Power to impose interim measures in respect of certain mergers and acquisitions

18B. (1) Where the Commission—

(a) has been notified of a merger or acquisition under section 18(1), 18(3), 18(3A), 18(12A) or 18A, and

(b) considers it appropriate to do so due to the risk that the merger or acquisition may have an effect on competition in any markets for goods or services in the State,

it may impose an interim measure on one or more undertakings involved in the merger or acquisition.

(2) Where the Commission imposes an interim measure under subsection (1), it shall by notice in writing served on the undertaking on which the measure is imposed—

(a) set out the nature of the interim measure or interim measures imposed, and

(b) specify the period for which the interim measure shall remain in force, which may include such period as is required for the Commission to make a determination under section 21 or section 22 in relation to the merger or acquisition.

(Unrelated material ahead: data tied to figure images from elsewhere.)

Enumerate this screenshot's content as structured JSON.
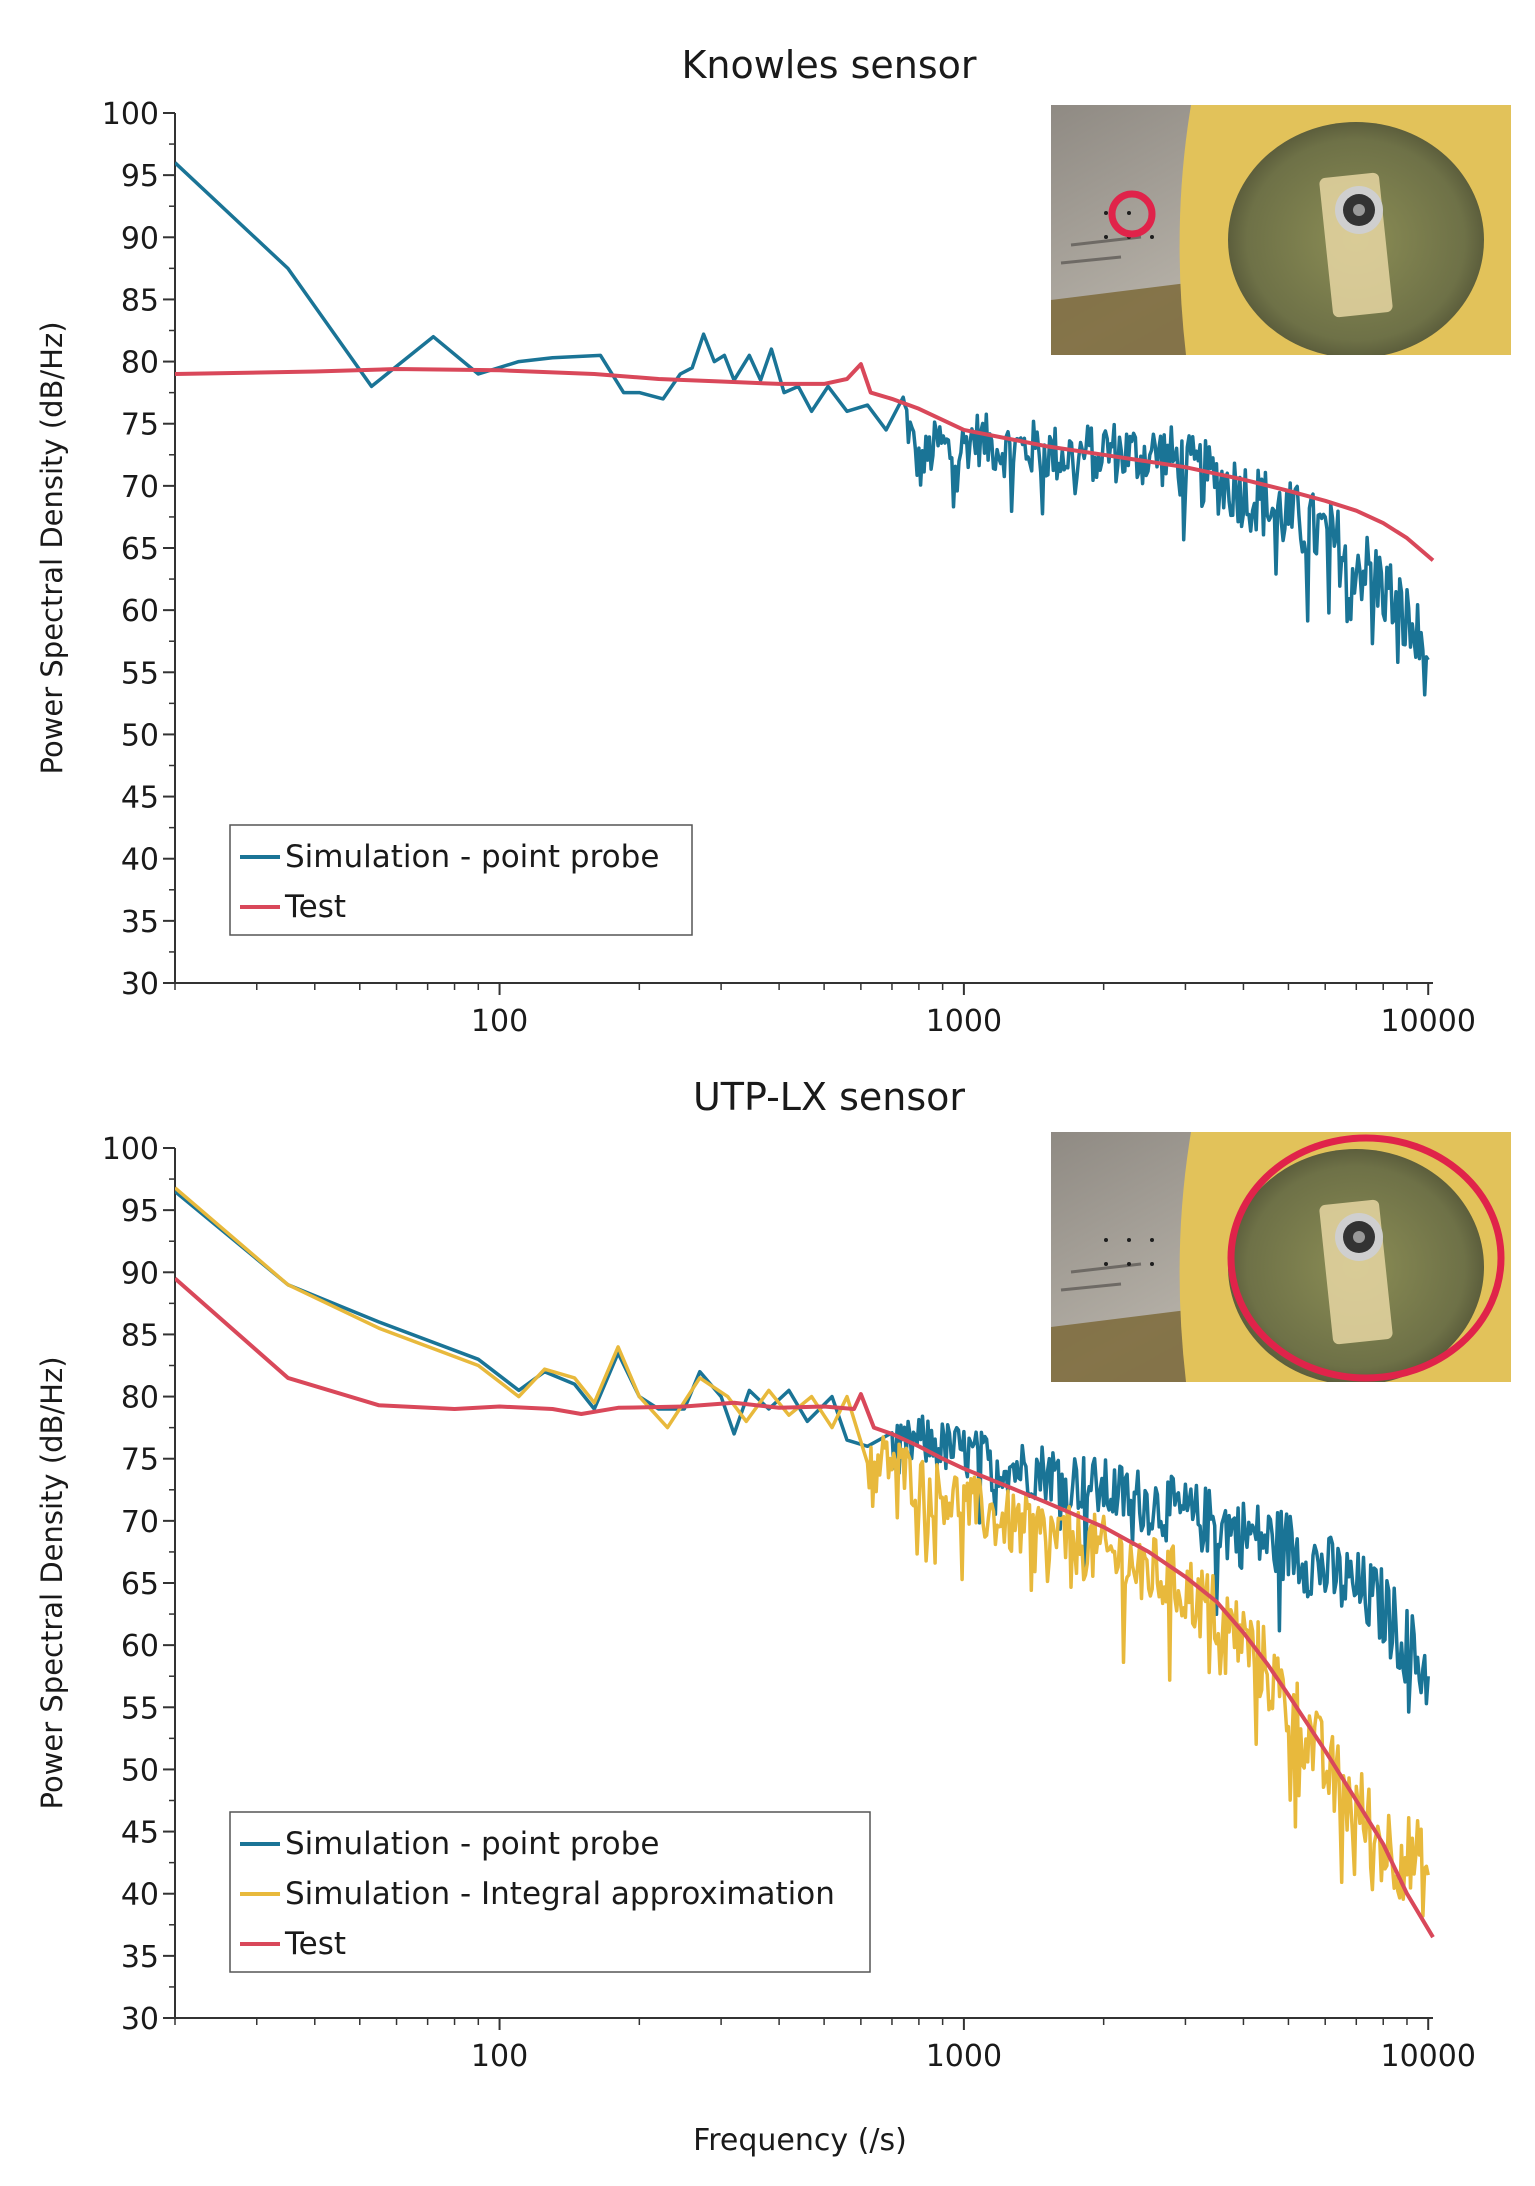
{
  "figure": {
    "xlabel": "Frequency (/s)"
  },
  "chart_data": [
    {
      "type": "line",
      "title": "Knowles sensor",
      "ylabel": "Power Spectral Density (dB/Hz)",
      "x_scale": "log",
      "xlim": [
        20,
        10240
      ],
      "ylim": [
        30,
        100
      ],
      "yticks": [
        30,
        35,
        40,
        45,
        50,
        55,
        60,
        65,
        70,
        75,
        80,
        85,
        90,
        95,
        100
      ],
      "xticks": [
        100,
        1000,
        10000
      ],
      "legend_position": "lower-left",
      "inset": {
        "description_icon": "sensor-photo",
        "highlight": "point-probe-circle"
      },
      "series": [
        {
          "name": "Simulation - point probe",
          "color": "#1a7496",
          "points": [
            [
              20,
              96
            ],
            [
              35,
              87.5
            ],
            [
              53,
              78
            ],
            [
              72,
              82
            ],
            [
              90,
              79
            ],
            [
              110,
              80
            ],
            [
              130,
              80.3
            ],
            [
              165,
              80.5
            ],
            [
              185,
              77.5
            ],
            [
              200,
              77.5
            ],
            [
              225,
              77
            ],
            [
              245,
              79
            ],
            [
              260,
              79.5
            ],
            [
              275,
              82.2
            ],
            [
              290,
              80
            ],
            [
              305,
              80.5
            ],
            [
              320,
              78.5
            ],
            [
              345,
              80.5
            ],
            [
              365,
              78.5
            ],
            [
              385,
              81
            ],
            [
              410,
              77.5
            ],
            [
              440,
              78
            ],
            [
              470,
              76
            ],
            [
              510,
              78
            ],
            [
              560,
              76
            ],
            [
              620,
              76.5
            ],
            [
              680,
              74.5
            ],
            [
              740,
              76.5
            ],
            [
              800,
              71.5
            ],
            [
              880,
              73.5
            ],
            [
              950,
              72.5
            ],
            [
              1050,
              74
            ],
            [
              1200,
              73
            ],
            [
              1400,
              73
            ],
            [
              1600,
              72.5
            ],
            [
              1800,
              72.5
            ],
            [
              2000,
              73
            ],
            [
              2300,
              72.5
            ],
            [
              2700,
              72.5
            ],
            [
              3000,
              71.5
            ],
            [
              3500,
              70.5
            ],
            [
              4000,
              69.5
            ],
            [
              4500,
              68.5
            ],
            [
              5000,
              67.5
            ],
            [
              6000,
              66
            ],
            [
              7000,
              64
            ],
            [
              8000,
              62
            ],
            [
              9000,
              59
            ],
            [
              10000,
              56
            ]
          ],
          "noise_from": 700,
          "noise_amp": 2.0
        },
        {
          "name": "Test",
          "color": "#d9485a",
          "points": [
            [
              20,
              79
            ],
            [
              40,
              79.2
            ],
            [
              60,
              79.4
            ],
            [
              100,
              79.3
            ],
            [
              160,
              79
            ],
            [
              220,
              78.6
            ],
            [
              300,
              78.4
            ],
            [
              400,
              78.2
            ],
            [
              500,
              78.2
            ],
            [
              560,
              78.6
            ],
            [
              600,
              79.8
            ],
            [
              630,
              77.5
            ],
            [
              700,
              77
            ],
            [
              800,
              76.2
            ],
            [
              1000,
              74.5
            ],
            [
              1500,
              73.2
            ],
            [
              2000,
              72.5
            ],
            [
              3000,
              71.5
            ],
            [
              4000,
              70.5
            ],
            [
              5000,
              69.6
            ],
            [
              6000,
              68.8
            ],
            [
              7000,
              68
            ],
            [
              8000,
              67
            ],
            [
              9000,
              65.8
            ],
            [
              10240,
              64
            ]
          ]
        }
      ]
    },
    {
      "type": "line",
      "title": "UTP-LX sensor",
      "ylabel": "Power Spectral Density (dB/Hz)",
      "xlabel": "Frequency (/s)",
      "x_scale": "log",
      "xlim": [
        20,
        10240
      ],
      "ylim": [
        30,
        100
      ],
      "yticks": [
        30,
        35,
        40,
        45,
        50,
        55,
        60,
        65,
        70,
        75,
        80,
        85,
        90,
        95,
        100
      ],
      "xticks": [
        100,
        1000,
        10000
      ],
      "legend_position": "lower-left",
      "inset": {
        "description_icon": "sensor-photo",
        "highlight": "integral-area-circle"
      },
      "series": [
        {
          "name": "Simulation - point probe",
          "color": "#1a7496",
          "points": [
            [
              20,
              96.5
            ],
            [
              35,
              89
            ],
            [
              55,
              86
            ],
            [
              90,
              83
            ],
            [
              110,
              80.5
            ],
            [
              125,
              82
            ],
            [
              145,
              81
            ],
            [
              160,
              79
            ],
            [
              180,
              83.5
            ],
            [
              200,
              80
            ],
            [
              220,
              79
            ],
            [
              250,
              79
            ],
            [
              270,
              82
            ],
            [
              300,
              80
            ],
            [
              320,
              77
            ],
            [
              345,
              80.5
            ],
            [
              380,
              79
            ],
            [
              420,
              80.5
            ],
            [
              460,
              78
            ],
            [
              520,
              80
            ],
            [
              560,
              76.5
            ],
            [
              620,
              76
            ],
            [
              700,
              75.5
            ],
            [
              800,
              76.5
            ],
            [
              1000,
              75.5
            ],
            [
              1200,
              74.5
            ],
            [
              1500,
              74
            ],
            [
              2000,
              72.5
            ],
            [
              2500,
              71.5
            ],
            [
              3000,
              70.5
            ],
            [
              3500,
              69.8
            ],
            [
              4000,
              69
            ],
            [
              5000,
              68
            ],
            [
              6000,
              66
            ],
            [
              7000,
              64.5
            ],
            [
              8000,
              63
            ],
            [
              9000,
              60
            ],
            [
              10000,
              57.5
            ]
          ],
          "noise_from": 700,
          "noise_amp": 2.0
        },
        {
          "name": "Simulation - Integral approximation",
          "color": "#e8b93c",
          "points": [
            [
              20,
              96.8
            ],
            [
              35,
              89
            ],
            [
              55,
              85.5
            ],
            [
              90,
              82.5
            ],
            [
              110,
              80
            ],
            [
              125,
              82.2
            ],
            [
              145,
              81.5
            ],
            [
              160,
              79.5
            ],
            [
              180,
              84
            ],
            [
              200,
              80
            ],
            [
              230,
              77.5
            ],
            [
              270,
              81.5
            ],
            [
              310,
              80
            ],
            [
              340,
              78
            ],
            [
              380,
              80.5
            ],
            [
              420,
              78.5
            ],
            [
              470,
              80
            ],
            [
              520,
              77.5
            ],
            [
              560,
              80
            ],
            [
              620,
              74.5
            ],
            [
              700,
              75
            ],
            [
              800,
              73
            ],
            [
              1000,
              71.5
            ],
            [
              1200,
              70
            ],
            [
              1500,
              69
            ],
            [
              2000,
              67.5
            ],
            [
              2500,
              66
            ],
            [
              3000,
              64.5
            ],
            [
              3500,
              62.5
            ],
            [
              4000,
              60.5
            ],
            [
              4500,
              58
            ],
            [
              5000,
              55
            ],
            [
              5500,
              53
            ],
            [
              6000,
              50
            ],
            [
              7000,
              47
            ],
            [
              8000,
              44
            ],
            [
              9000,
              43
            ],
            [
              10000,
              41.5
            ]
          ],
          "noise_from": 600,
          "noise_amp": 2.2
        },
        {
          "name": "Test",
          "color": "#d9485a",
          "points": [
            [
              20,
              89.5
            ],
            [
              35,
              81.5
            ],
            [
              55,
              79.3
            ],
            [
              80,
              79
            ],
            [
              100,
              79.2
            ],
            [
              130,
              79
            ],
            [
              150,
              78.6
            ],
            [
              180,
              79.1
            ],
            [
              250,
              79.2
            ],
            [
              320,
              79.5
            ],
            [
              400,
              79.1
            ],
            [
              500,
              79.2
            ],
            [
              580,
              79
            ],
            [
              600,
              80.2
            ],
            [
              640,
              77.5
            ],
            [
              700,
              77
            ],
            [
              800,
              76
            ],
            [
              900,
              75
            ],
            [
              1000,
              74.2
            ],
            [
              1200,
              73
            ],
            [
              1500,
              71.5
            ],
            [
              2000,
              69.5
            ],
            [
              2500,
              67.5
            ],
            [
              3000,
              65.5
            ],
            [
              3500,
              63.5
            ],
            [
              4000,
              61
            ],
            [
              4500,
              58.5
            ],
            [
              5000,
              56
            ],
            [
              6000,
              51.5
            ],
            [
              7000,
              47.5
            ],
            [
              8000,
              44
            ],
            [
              9000,
              40
            ],
            [
              10240,
              36.5
            ]
          ]
        }
      ]
    }
  ]
}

(3) Where an interim measure has been imposed on an undertaking in accordance with this section, the Commission may, at any time before the expiry of the period referred to in subsection (2)(b), by notice in writing served on the undertaking on which the interim measure was imposed, vary or revoke the interim measure (including by specifying a period other than the period specified in the original interim measure) and, in the case of an interim measure that is varied, the interim measure shall apply on the terms set out in such notice.

(4) Where an undertaking fails to comply with an interim measure imposed on it in accordance with this section, the undertaking, or a person in control of the undertaking (within the meaning of section 18(11) ), shall be guilty of an offence and shall, subject to subsection (5), be liable—

(a) on summary conviction, to a fine not exceeding €3,000,

(b) on conviction on indictment, to a fine not exceeding €250,000.

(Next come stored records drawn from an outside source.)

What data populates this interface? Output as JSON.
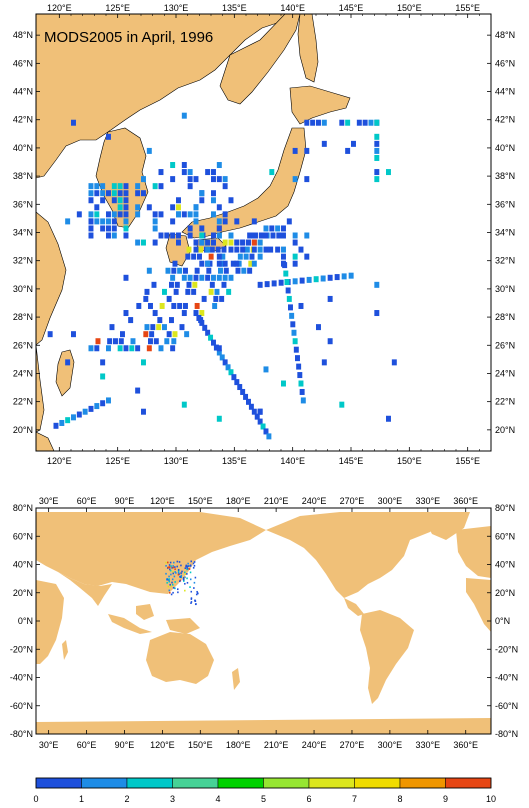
{
  "title": "MODS2005 in April, 1996",
  "colors": {
    "land": "#f0c078",
    "coast": "#000000",
    "scale": [
      "#1e50dc",
      "#1e8ce6",
      "#00c8c8",
      "#46d296",
      "#00d200",
      "#96e632",
      "#dce61e",
      "#f0dc00",
      "#f09600",
      "#e64614"
    ]
  },
  "regional_map": {
    "lon_ticks": [
      "120°E",
      "125°E",
      "130°E",
      "135°E",
      "140°E",
      "145°E",
      "150°E",
      "155°E"
    ],
    "lat_ticks": [
      "20°N",
      "22°N",
      "24°N",
      "26°N",
      "28°N",
      "30°N",
      "32°N",
      "34°N",
      "36°N",
      "38°N",
      "40°N",
      "42°N",
      "44°N",
      "46°N",
      "48°N"
    ]
  },
  "global_map": {
    "lon_ticks": [
      "30°E",
      "60°E",
      "90°E",
      "120°E",
      "150°E",
      "180°E",
      "210°E",
      "240°E",
      "270°E",
      "300°E",
      "330°E",
      "360°E"
    ],
    "lat_ticks": [
      "80°S",
      "60°S",
      "40°S",
      "20°S",
      "0°N",
      "20°N",
      "40°N",
      "60°N",
      "80°N"
    ],
    "lat_labels_shown": [
      "-80°N",
      "-60°N",
      "-40°N",
      "-20°N",
      "0°N",
      "20°N",
      "40°N",
      "60°N",
      "80°N"
    ]
  },
  "colorbar": {
    "labels": [
      "0",
      "1",
      "2",
      "3",
      "4",
      "5",
      "6",
      "7",
      "8",
      "9",
      "10"
    ]
  }
}
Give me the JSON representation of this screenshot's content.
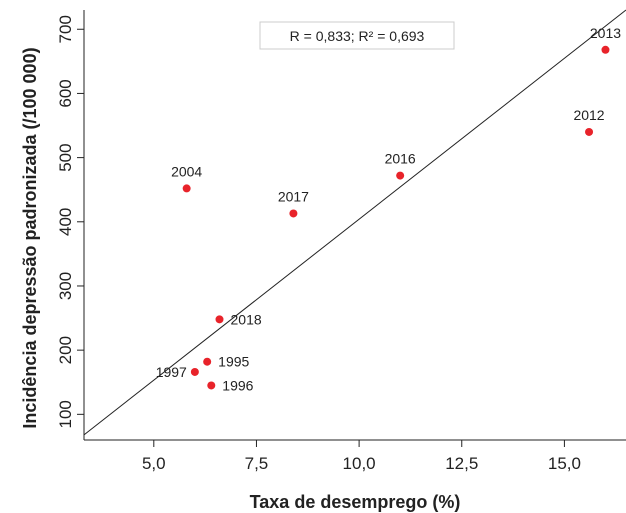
{
  "chart_data": {
    "type": "scatter",
    "xlabel": "Taxa de desemprego (%)",
    "ylabel": "Incidência depressão padronizada (/100 000)",
    "xlim": [
      3.3,
      16.5
    ],
    "ylim": [
      60,
      730
    ],
    "xticks": [
      5.0,
      7.5,
      10.0,
      12.5,
      15.0
    ],
    "xtick_labels": [
      "5,0",
      "7,5",
      "10,0",
      "12,5",
      "15,0"
    ],
    "yticks": [
      100,
      200,
      300,
      400,
      500,
      600,
      700
    ],
    "ytick_labels": [
      "100",
      "200",
      "300",
      "400",
      "500",
      "600",
      "700"
    ],
    "grid": false,
    "point_color": "#e8232a",
    "annotation": "R = 0,833; R² = 0,693",
    "trendline": {
      "x1": 3.3,
      "y1": 68,
      "x2": 16.5,
      "y2": 730
    },
    "points": [
      {
        "label": "1995",
        "x": 6.3,
        "y": 182,
        "label_pos": "right"
      },
      {
        "label": "1996",
        "x": 6.4,
        "y": 145,
        "label_pos": "right"
      },
      {
        "label": "1997",
        "x": 6.0,
        "y": 166,
        "label_pos": "left"
      },
      {
        "label": "2004",
        "x": 5.8,
        "y": 452,
        "label_pos": "above"
      },
      {
        "label": "2012",
        "x": 15.6,
        "y": 540,
        "label_pos": "above"
      },
      {
        "label": "2013",
        "x": 16.0,
        "y": 668,
        "label_pos": "above"
      },
      {
        "label": "2016",
        "x": 11.0,
        "y": 472,
        "label_pos": "above"
      },
      {
        "label": "2017",
        "x": 8.4,
        "y": 413,
        "label_pos": "above"
      },
      {
        "label": "2018",
        "x": 6.6,
        "y": 248,
        "label_pos": "right"
      }
    ]
  }
}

(5) Subsection (4) operates so that if the contravention concerned continues one or more days after the date of its first occurrence, the undertaking or person referred to in that subsection is guilty of a separate offence under that subsection for each day that the contravention occurs; but in respect of the second or subsequent offence of which he or she is guilty by reason of that continued contravention, subsection (4) will have effect as if—

(a) in paragraph (a) of that subsection, “€300” were substituted for “€3,000”, and

(b) in paragraph (b) of that subsection, “€25,000” were substituted for “€250,000”.

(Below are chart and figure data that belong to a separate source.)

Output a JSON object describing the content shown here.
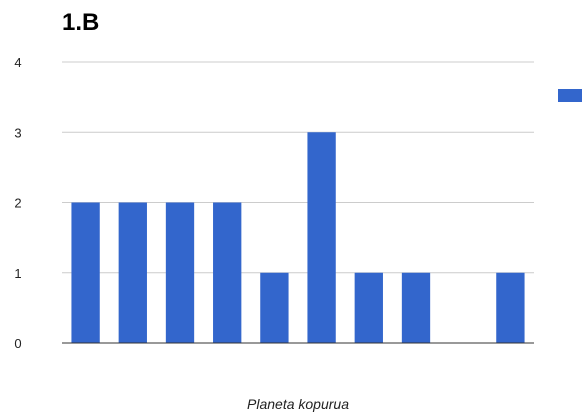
{
  "chart_data": {
    "type": "bar",
    "title": "1.B",
    "xlabel": "Planeta kopurua",
    "ylabel": "",
    "ylim": [
      0,
      4
    ],
    "yticks": [
      "0",
      "1",
      "2",
      "3",
      "4"
    ],
    "grid": true,
    "legend": "right",
    "series": [
      {
        "color": "#3366cc",
        "values": [
          2,
          2,
          2,
          2,
          1,
          3,
          1,
          1,
          0,
          1
        ]
      }
    ]
  }
}
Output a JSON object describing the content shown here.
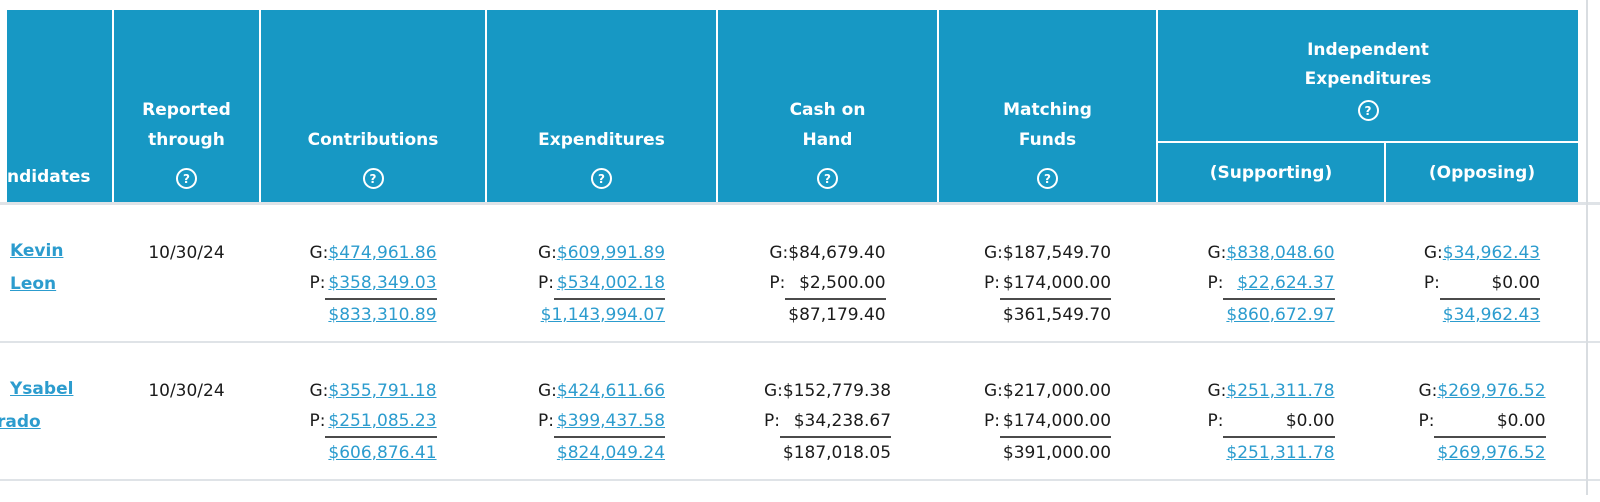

(6) In this Part, ‘interim measure’ means a measure that is imposed by the Commission in accordance with this section requiring an undertaking involved in a merger or acquisition—

(a) to refrain from taking any step, or such steps as may be specified by the Commission, towards putting the merger or acquisition into effect, or from further putting it into effect, or

(b) to take such actions as may be specified by the Commission for the purpose of mitigating the impact of any step already taken by such undertaking towards putting the merger or acquisition into effect,

and without prejudice to the generality of the foregoing includes—

(i) imposing on the undertaking obligations as to the carrying on of any activities or the safeguarding of any assets,

(ii) providing for the carrying on of any activities or the safeguarding of any assets either by the appointment of a person to conduct or supervise the conduct of any activities (on such terms and with such powers as may be specified or described in the measure) or in any other manner, and

(iii) imposing obligations preventing the undertaking from—

(I) closing or selling sites,

(II) selling or failing to maintain equipment,

(III) degrading service levels,

(IV) terminating the employment of key employees,

(V) integrating IT systems,

(VI) failing to participate in a tender process,

(VII) discontinuing products, or

(VIII) exchanging confidential commercially sensitive information.”.